Yasser Baldé

Personal information
- Date of birth: 12 January 1993 (age 33)
- Place of birth: Brignoles, France
- Height: 1.90 m (6 ft 3 in)
- Position: Centre-back

Youth career
- 2006–2007: Fréjus Saint-Raphaël
- 2007–2012: Auxerre

Senior career*
- Years: Team / Apps / (Gls)
- 2012–2015: Auxerre II / 6 / (0)
- 2015–2018: Fréjus Saint-Raphaël / 43 / (1)
- 2018–2019: Marseille Endoume / 22 / (1)
- 2019–2020: Sedan / 14 / (1)
- 2020–2021: Cholet / 26 / (3)
- 2021: Laval II / 2 / (0)
- 2021–2024: Laval / 68 / (2)
- 2024: Ratchaburi / 1 / (0)
- 2024–2025: Raja CA / 2 / (0)
- 2025: Quevilly-Rouen / 4 / (0)

International career
- 2024–: Guinea / 4 / (0)

= Yasser Baldé =

Guinean association footballer (born 1993)

Yasser Baldé (born 12 January 1993) is a professional footballer who plays as a centre-back.

Born in France, he plays for the Guinea national team.

==Career==
A youth product of the youth academy of Fréjus Saint-Raphaël and Auxerre, Baldé began his senior career with Auxerre's reserves in 2012 before returning to Fréjus Saint-Raphaël in 2015. He had a stint with Marseille Endoume in 2018.

In July 2019, Baldé moved to Sedan.
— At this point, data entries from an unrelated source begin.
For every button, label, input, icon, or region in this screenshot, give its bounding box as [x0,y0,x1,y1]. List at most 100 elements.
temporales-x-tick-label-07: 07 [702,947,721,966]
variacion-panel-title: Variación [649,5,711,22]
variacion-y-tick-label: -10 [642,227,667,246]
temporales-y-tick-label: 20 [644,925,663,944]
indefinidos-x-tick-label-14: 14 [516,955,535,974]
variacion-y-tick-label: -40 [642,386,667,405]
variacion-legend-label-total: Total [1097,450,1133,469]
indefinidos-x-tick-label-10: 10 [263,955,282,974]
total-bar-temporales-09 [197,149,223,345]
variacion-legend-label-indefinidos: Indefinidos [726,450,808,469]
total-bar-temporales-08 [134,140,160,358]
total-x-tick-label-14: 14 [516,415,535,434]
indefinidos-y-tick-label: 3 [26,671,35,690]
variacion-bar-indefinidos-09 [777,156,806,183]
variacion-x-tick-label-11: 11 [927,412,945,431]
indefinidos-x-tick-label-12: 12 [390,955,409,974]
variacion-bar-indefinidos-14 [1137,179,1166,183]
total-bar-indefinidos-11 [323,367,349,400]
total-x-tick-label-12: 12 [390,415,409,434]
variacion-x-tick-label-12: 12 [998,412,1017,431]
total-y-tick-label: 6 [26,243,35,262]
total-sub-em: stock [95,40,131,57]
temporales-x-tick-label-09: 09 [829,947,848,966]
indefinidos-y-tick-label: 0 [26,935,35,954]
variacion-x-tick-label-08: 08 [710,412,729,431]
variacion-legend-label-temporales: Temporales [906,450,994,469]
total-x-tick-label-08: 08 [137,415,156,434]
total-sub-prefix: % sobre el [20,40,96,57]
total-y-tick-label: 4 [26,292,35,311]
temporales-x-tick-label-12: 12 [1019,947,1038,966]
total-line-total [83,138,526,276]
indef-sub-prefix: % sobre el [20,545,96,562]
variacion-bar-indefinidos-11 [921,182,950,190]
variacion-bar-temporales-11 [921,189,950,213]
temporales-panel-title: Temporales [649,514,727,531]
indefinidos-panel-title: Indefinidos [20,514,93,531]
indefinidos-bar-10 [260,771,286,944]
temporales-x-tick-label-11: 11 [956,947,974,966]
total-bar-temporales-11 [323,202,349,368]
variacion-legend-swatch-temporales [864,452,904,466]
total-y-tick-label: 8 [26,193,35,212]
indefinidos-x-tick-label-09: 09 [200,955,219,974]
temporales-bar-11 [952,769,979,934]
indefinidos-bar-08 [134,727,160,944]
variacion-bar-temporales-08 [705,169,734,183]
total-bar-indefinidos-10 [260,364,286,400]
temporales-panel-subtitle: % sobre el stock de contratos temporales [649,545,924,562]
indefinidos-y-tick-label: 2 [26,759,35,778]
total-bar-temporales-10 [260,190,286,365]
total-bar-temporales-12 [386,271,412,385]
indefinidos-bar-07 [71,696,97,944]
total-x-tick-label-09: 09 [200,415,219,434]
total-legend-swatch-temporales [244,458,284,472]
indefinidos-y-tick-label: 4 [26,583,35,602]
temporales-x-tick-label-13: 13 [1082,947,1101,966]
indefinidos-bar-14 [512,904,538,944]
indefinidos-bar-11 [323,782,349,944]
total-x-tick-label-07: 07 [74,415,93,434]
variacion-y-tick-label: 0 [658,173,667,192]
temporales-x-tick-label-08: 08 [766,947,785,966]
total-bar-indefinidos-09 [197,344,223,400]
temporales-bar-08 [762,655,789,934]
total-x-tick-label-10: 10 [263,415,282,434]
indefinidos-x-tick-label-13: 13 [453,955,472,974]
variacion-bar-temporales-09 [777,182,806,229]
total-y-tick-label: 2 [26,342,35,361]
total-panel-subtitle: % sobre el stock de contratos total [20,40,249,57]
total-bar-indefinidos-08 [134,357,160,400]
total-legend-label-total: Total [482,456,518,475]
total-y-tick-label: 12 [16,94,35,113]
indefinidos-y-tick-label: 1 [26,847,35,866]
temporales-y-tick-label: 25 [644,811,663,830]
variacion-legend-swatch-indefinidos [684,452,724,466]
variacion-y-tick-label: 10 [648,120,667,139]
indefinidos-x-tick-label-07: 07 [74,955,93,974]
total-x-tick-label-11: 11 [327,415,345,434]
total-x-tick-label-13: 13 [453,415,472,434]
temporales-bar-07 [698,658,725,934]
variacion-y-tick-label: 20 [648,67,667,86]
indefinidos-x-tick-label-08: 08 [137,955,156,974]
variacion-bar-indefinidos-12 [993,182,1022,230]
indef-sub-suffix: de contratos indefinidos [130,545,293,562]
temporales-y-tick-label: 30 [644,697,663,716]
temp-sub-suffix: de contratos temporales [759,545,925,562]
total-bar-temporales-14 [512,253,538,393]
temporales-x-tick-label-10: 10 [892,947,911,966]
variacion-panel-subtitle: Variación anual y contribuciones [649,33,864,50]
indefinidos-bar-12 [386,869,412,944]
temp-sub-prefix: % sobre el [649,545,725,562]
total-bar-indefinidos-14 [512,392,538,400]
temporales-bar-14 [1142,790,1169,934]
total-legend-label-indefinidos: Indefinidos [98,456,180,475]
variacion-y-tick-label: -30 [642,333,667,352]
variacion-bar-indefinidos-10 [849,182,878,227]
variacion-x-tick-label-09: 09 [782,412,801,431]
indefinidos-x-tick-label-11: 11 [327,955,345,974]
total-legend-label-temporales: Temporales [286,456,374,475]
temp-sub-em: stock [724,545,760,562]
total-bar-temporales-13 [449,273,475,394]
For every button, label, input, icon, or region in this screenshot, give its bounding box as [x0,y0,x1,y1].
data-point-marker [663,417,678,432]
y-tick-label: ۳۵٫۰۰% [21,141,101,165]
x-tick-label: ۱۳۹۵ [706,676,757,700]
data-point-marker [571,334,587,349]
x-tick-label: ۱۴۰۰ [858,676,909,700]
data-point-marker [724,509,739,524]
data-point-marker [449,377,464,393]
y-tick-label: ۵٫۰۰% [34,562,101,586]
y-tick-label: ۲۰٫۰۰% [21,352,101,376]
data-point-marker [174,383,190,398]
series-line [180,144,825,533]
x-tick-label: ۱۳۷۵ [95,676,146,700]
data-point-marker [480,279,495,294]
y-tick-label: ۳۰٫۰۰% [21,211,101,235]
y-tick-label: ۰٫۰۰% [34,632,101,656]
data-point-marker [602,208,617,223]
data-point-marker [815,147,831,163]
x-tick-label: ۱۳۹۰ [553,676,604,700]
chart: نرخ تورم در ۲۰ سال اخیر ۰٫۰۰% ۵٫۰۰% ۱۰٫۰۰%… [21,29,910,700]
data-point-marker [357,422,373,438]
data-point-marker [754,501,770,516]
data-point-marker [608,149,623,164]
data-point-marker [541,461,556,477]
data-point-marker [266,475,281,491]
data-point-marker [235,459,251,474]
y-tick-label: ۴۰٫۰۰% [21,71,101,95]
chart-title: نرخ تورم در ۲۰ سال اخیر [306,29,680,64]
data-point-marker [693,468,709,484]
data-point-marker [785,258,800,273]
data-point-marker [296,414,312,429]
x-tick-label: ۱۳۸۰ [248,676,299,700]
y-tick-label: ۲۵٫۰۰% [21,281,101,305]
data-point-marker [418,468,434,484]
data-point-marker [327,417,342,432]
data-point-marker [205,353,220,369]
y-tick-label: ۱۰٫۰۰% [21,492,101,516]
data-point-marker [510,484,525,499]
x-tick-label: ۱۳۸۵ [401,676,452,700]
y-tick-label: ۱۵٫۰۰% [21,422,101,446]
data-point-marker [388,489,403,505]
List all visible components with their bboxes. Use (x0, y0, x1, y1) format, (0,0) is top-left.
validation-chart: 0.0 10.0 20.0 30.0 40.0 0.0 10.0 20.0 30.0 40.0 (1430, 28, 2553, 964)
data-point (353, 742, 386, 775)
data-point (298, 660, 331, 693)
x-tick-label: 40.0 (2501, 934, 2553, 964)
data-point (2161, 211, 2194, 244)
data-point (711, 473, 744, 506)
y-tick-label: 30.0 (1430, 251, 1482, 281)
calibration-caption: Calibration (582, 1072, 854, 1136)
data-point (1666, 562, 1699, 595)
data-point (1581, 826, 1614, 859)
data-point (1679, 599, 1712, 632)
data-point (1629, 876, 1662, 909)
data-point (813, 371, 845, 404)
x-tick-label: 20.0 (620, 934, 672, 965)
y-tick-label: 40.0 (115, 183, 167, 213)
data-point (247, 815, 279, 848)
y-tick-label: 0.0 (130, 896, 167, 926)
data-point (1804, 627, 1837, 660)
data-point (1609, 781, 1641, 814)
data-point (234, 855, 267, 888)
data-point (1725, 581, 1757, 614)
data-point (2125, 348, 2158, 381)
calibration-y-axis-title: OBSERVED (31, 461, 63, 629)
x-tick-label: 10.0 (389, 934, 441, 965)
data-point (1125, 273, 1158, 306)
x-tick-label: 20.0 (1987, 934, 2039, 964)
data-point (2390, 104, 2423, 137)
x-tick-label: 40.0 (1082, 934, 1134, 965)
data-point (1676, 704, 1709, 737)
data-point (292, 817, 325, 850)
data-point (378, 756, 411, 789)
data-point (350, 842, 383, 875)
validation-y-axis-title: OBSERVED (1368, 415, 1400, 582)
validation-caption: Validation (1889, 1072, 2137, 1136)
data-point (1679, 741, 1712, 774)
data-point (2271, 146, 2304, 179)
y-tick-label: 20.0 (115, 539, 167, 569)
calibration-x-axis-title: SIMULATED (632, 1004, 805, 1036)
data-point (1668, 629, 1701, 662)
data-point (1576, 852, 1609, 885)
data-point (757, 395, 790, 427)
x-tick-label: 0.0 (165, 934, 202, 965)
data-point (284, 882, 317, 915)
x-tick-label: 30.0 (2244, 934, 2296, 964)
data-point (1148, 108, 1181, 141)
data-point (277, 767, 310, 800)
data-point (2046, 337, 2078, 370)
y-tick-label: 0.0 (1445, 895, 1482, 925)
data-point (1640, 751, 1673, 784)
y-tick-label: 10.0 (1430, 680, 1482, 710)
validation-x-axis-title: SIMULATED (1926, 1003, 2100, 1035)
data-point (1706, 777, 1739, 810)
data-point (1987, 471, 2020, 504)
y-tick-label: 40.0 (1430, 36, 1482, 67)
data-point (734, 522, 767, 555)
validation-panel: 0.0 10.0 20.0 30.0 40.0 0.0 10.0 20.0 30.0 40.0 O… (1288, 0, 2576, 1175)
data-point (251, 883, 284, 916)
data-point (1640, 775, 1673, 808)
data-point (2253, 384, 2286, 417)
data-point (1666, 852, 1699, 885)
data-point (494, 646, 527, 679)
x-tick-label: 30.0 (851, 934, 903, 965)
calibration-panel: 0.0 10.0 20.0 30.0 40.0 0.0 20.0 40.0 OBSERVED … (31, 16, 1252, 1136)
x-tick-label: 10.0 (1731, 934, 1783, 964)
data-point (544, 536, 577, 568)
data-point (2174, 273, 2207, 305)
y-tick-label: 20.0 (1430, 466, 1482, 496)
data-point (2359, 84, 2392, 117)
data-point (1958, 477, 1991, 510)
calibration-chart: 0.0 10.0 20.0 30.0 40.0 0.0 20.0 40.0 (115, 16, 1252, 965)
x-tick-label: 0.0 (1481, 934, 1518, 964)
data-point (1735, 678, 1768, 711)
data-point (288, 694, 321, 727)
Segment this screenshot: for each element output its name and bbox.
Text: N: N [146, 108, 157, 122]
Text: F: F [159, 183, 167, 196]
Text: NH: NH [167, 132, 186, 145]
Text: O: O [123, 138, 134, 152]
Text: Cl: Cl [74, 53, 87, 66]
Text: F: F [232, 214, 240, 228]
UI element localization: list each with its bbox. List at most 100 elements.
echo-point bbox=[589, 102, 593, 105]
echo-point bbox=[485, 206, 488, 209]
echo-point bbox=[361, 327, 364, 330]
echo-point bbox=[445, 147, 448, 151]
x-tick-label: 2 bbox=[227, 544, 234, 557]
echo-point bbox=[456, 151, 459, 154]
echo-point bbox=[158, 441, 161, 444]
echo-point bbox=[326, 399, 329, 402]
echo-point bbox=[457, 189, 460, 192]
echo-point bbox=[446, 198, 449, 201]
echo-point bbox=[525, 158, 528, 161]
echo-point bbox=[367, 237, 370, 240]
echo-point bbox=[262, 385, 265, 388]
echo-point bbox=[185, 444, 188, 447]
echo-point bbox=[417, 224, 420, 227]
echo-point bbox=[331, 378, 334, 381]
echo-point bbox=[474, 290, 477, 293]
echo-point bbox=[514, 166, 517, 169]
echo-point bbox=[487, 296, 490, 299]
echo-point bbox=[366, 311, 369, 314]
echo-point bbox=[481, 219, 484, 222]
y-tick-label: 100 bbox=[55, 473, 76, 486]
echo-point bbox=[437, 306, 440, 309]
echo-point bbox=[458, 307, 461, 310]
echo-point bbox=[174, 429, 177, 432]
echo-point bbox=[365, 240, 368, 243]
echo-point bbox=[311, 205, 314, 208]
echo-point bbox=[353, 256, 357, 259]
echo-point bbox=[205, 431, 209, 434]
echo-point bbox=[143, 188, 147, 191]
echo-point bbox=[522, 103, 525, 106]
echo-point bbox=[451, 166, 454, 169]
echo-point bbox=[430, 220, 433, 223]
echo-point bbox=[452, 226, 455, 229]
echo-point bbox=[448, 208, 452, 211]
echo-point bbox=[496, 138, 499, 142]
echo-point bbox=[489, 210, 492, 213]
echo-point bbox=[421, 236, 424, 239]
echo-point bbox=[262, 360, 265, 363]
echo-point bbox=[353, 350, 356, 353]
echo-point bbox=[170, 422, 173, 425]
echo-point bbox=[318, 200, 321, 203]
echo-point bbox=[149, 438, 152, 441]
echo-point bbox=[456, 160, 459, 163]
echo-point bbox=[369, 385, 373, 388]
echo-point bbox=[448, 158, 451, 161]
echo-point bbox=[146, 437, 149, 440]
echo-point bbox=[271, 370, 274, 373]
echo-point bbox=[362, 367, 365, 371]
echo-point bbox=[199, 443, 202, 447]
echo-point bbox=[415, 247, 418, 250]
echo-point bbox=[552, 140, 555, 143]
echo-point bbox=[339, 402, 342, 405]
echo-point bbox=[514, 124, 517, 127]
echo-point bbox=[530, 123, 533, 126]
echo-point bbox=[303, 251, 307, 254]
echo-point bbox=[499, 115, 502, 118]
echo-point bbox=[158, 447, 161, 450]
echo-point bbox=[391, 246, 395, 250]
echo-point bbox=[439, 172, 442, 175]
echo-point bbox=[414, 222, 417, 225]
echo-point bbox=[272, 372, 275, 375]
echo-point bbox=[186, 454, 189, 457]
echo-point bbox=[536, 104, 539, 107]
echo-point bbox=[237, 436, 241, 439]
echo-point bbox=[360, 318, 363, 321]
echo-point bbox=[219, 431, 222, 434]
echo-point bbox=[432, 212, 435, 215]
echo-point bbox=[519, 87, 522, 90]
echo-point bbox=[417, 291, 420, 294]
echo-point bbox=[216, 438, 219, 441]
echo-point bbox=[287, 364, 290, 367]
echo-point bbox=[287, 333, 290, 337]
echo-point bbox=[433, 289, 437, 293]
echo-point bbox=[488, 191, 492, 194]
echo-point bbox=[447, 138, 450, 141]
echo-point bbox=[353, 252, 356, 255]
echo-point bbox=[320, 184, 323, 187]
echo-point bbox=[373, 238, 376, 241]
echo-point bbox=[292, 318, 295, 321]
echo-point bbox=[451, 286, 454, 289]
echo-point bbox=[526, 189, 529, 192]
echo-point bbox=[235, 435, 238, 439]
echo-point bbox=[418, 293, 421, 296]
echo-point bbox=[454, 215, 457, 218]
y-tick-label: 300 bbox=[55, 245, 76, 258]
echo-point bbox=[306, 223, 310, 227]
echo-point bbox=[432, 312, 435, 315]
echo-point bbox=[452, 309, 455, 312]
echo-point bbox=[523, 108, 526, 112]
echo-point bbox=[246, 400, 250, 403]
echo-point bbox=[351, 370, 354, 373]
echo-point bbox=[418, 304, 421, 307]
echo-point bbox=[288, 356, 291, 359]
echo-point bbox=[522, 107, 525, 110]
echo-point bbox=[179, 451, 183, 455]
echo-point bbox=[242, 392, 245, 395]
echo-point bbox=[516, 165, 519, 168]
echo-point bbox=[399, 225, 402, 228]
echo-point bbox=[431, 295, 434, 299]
He scored his first goal for the club in a 4–0 win over Schiltigheim on 2 November 2019.

On 28 June 2020, Baldé signed a contract with Cholet. He scored his first goal for the club in a 3–1 win over Sète 34.

On 20 May 2022, Baldé signed with Laval, becoming their first recruit in the 2021–22 season. He helped Laval win the 2021–22 Championnat National and achieved promotion into the Ligue 2 for the 2022–23 season. On 15 November 2022, he scored his first goal for the club in a 4–0 win over Caen.

On 7 July 2024, Baldé moved to Southeast Asia to joined with Thai League 1 club Ratchaburi. He make his debut for the club in a 3–2 lost to Nakhon Pathom United on 11 August.

On 19 September 2024, Baldé signed a one-year contract with Botola side Raja CA, with an option for one additional year.

== International career ==
In March 2024, Baldé was called up by Guinea national team for the inaugural 2024 FIFA Series. He make his debut on 21 March playing the entire match against Vanuatu in a 6–0 win. He then played his second match four days later against Bermuda in a 5–1 win.

He was then called up again in June for Guinea 2026 FIFA World Cup qualification match against Algeria and Mozambique where he featured in both match.

==Personal life==
Baldé was born in France to a Guinean father and Moroccan mother. He holds French, Guinean and Moroccan nationalities. He is the half-brother of the Guinea international footballer Bobo Baldé.